JAKARTA - Sebanyak 341 kendaraan roda dua dan roda empat ditindak selama dua hari diberlakukannya sistem tilang elektronik atau Electronic Traffic Law Enforcement (E-TLE) di Jakarta. Dari jumlah tersebut, 171 kendaraan yang ditindak adalah pengendara sepeda motor.
"Tanggal 1 dan 2 (Februari 2020) kemaren sejumlah 341 pelanggar. Dari 341 itu 171 itu adalah roda dua," kata Dirlantas Polda Metro Jaya, Kombes Yusuf di Sarinah, Jakarta Pusat, Senin (3/02/2020).
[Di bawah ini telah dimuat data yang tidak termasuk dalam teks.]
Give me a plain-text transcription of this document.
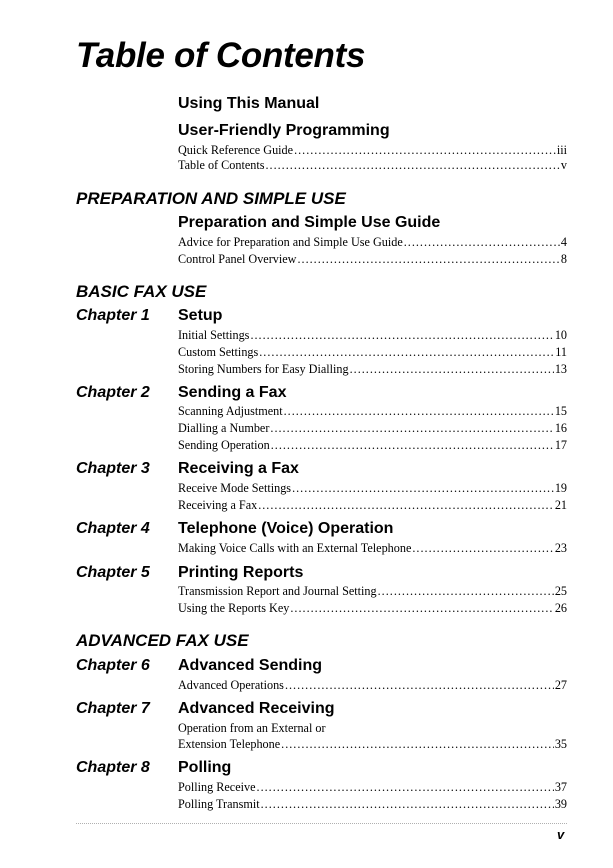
Table of Contents
Using This Manual
User-Friendly Programming
Quick Reference Guide .....	iii
Table of Contents .....	v
PREPARATION AND SIMPLE USE
Preparation and Simple Use Guide
Advice for Preparation and Simple Use Guide .....	4
Control Panel Overview .....	8
BASIC FAX USE
Chapter 1 Setup
Initial Settings .....	10
Custom Settings .....	11
Storing Numbers for Easy Dialling .....	13
Chapter 2 Sending a Fax
Scanning Adjustment .....	15
Dialling a Number .....	16
Sending Operation .....	17
Chapter 3 Receiving a Fax
Receive Mode Settings .....	19
Receiving a Fax .....	21
Chapter 4 Telephone (Voice) Operation
Making Voice Calls with an External Telephone .....	23
Chapter 5 Printing Reports
Transmission Report and Journal Setting .....	25
Using the Reports Key .....	26
ADVANCED FAX USE
Chapter 6 Advanced Sending
Advanced Operations .....	27
Chapter 7 Advanced Receiving
Operation from an External or
Extension Telephone .....	35
Chapter 8 Polling
Polling Receive .....	37
Polling Transmit .....	39
v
Yusuf mengatakan, pelanggaran paling tinggi dilakukan para pengendara motor adalah menerobos masuk jalur Transjakarta. Di antara mereka ada pula yang tidak menggunakan helm.
"Roda dua yang melanggar di jalur busway, kemudian yang 6 tidak memakai helm, sisanya adalah pelanggatan lain, itu hasil kegiatan 2 hari lalu," ucapnya.
Seperti diketahui, Ditlantas Polda Metro Jaya memberlakukan E-TLE bagi pemotor. Penindakan dimulai pada Sabtu 1 Februari 2020.
Kamera ETLE untuk pengendara motor terpasang di dua titik, sepanjang Jalan Jenderal Sudirman-MH Thamrin dan Jalur Transjakarta koridor 6 Ragunan-Monas, tepatnya di depan Kantor Imigrasi, Jalan Warung Buncit, Jakarta Selatan.
Adapun mekanisme tilang elektronik pemotor sama dengan penindakan mobil. E-TLE akan mengidentifikasi pelat nomor motor yang melakukan pelanggaran. Pelanggar akan dikirimi surat konfirmasi tilang.
Berikut beberapa pelanggaran yang akan ditindak E-TLE bagi sepeda motor yakni, pelanggaran marka jalan, stop line, tidak menggunakan helm, hingga berkendara sambil memegang handphone.